Author: Pietro Moncada Paterno’ Castello
Date: 16 May 2016
Corporate investments in research and development (R&D) and innovation have a number of characteristics that make it more difficult to finance than other investments. The financial crisis has led to problems of access to the credit on which innovation activities crucially rely. Credit constraints might have caused market failures in relation to investments in innovation and R&D. Our innovation expert Pietro Moncada Paterno’ Castello investigated these matters, providing new conceptualisations and empirical evidence at the firm level for Europe. You can find the abstract of the paper in the following section and have access to the full text of the paper, which is attached at the bottom of this page.

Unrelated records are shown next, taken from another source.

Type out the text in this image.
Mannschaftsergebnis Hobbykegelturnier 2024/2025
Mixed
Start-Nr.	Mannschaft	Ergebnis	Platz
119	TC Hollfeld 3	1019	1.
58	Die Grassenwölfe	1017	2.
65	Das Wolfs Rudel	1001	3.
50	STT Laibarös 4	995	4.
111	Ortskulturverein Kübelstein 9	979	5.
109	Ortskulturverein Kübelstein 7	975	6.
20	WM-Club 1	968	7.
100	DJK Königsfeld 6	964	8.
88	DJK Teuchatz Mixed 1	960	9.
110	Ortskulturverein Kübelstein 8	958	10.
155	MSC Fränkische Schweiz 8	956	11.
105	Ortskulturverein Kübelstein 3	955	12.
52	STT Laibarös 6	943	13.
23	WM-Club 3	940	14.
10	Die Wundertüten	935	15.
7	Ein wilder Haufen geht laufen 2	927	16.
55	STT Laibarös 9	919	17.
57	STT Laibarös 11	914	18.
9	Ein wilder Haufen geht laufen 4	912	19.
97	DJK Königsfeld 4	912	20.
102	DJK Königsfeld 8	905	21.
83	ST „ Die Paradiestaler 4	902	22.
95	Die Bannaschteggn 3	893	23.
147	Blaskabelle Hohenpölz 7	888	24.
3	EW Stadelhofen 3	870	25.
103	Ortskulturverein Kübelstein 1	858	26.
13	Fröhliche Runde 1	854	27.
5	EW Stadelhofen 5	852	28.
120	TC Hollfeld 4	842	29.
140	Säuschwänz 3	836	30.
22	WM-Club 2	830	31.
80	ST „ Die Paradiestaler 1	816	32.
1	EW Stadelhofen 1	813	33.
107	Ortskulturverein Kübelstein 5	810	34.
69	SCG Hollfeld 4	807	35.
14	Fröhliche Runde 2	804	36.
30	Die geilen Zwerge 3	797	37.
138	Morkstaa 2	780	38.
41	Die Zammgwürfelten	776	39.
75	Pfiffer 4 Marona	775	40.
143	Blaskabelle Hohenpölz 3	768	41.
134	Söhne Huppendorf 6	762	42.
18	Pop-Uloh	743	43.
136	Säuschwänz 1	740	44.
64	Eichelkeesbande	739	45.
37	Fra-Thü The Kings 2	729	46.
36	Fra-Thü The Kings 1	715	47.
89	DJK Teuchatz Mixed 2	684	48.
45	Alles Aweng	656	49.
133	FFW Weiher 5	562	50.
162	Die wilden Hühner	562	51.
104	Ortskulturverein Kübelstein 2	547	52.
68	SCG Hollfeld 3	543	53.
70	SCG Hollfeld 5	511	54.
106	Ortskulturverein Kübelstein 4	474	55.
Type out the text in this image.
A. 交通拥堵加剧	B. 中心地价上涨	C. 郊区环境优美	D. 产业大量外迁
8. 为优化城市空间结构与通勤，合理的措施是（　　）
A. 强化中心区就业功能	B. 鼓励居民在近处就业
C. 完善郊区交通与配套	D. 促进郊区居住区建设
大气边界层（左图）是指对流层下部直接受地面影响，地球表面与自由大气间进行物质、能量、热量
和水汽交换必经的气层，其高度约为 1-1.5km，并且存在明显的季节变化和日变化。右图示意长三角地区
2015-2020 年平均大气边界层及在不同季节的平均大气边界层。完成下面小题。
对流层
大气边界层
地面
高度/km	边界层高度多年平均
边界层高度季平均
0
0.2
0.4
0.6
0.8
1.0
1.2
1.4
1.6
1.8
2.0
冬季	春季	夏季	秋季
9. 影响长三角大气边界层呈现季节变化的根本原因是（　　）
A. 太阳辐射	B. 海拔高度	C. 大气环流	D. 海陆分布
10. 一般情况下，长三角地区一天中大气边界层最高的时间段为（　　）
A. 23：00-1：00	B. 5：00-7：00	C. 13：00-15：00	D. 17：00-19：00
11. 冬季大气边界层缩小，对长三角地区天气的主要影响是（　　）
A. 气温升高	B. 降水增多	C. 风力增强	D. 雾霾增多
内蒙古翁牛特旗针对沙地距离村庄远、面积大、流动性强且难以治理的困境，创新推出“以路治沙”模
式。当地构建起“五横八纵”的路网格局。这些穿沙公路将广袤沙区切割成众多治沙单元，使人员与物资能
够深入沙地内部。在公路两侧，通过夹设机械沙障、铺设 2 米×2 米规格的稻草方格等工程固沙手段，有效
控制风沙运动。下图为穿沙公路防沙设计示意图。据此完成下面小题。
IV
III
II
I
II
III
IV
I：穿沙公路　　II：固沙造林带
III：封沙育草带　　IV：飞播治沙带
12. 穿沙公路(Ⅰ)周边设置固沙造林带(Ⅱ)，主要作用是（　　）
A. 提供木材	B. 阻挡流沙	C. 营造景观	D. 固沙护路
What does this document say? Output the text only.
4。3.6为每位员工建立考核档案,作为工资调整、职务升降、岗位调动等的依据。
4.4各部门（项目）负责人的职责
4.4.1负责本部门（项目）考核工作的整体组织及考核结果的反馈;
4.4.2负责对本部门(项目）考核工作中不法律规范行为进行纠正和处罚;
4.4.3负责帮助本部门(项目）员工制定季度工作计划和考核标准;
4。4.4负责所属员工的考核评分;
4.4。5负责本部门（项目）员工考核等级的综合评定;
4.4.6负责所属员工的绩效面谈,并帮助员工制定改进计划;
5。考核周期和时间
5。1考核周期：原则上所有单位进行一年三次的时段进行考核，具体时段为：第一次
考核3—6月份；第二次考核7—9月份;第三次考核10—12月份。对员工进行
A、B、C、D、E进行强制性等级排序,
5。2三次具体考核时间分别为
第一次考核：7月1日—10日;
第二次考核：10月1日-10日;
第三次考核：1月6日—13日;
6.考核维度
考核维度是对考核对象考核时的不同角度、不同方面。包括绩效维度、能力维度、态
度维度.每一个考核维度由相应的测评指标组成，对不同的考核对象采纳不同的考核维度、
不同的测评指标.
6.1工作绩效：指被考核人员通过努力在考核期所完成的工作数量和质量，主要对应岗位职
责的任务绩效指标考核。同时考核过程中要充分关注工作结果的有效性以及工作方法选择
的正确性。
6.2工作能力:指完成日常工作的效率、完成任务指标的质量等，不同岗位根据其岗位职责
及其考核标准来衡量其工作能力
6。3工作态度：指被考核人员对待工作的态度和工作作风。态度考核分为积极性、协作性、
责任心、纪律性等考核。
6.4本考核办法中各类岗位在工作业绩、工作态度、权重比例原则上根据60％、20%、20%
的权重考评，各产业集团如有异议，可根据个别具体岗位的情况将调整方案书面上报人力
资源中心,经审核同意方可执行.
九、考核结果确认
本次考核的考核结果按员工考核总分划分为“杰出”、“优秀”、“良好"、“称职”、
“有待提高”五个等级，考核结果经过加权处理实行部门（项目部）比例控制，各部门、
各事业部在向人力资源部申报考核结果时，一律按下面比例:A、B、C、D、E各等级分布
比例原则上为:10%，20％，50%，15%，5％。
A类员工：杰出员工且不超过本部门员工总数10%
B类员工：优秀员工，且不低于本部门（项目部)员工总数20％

The relationship between financing constraints, investments in research and development (R&D) and innovative performances has recently attracted renewed attention in the aftermath of a financial crisis that has led to problems of access to the credit on which innovation activities crucially rely. In spite of past developments in the theoretical analysis and in the data and methodologies for empirical investigation, some issues have remained unexplored to date. In this introduction to the special issue, we examine the contribution of the papers it contains, which provide new conceptualisations and empirical evidence at the firm level for Europe. Most previous research results, which were mainly based on extending models of financing constraints and physical investments to R&D investments, are confirmed, while new insights about this relationship are uncovered, in terms of the structural characteristics of the constrained firms, of the industries in which they operate, of their innovative activities and of the innovation outcomes they achieve.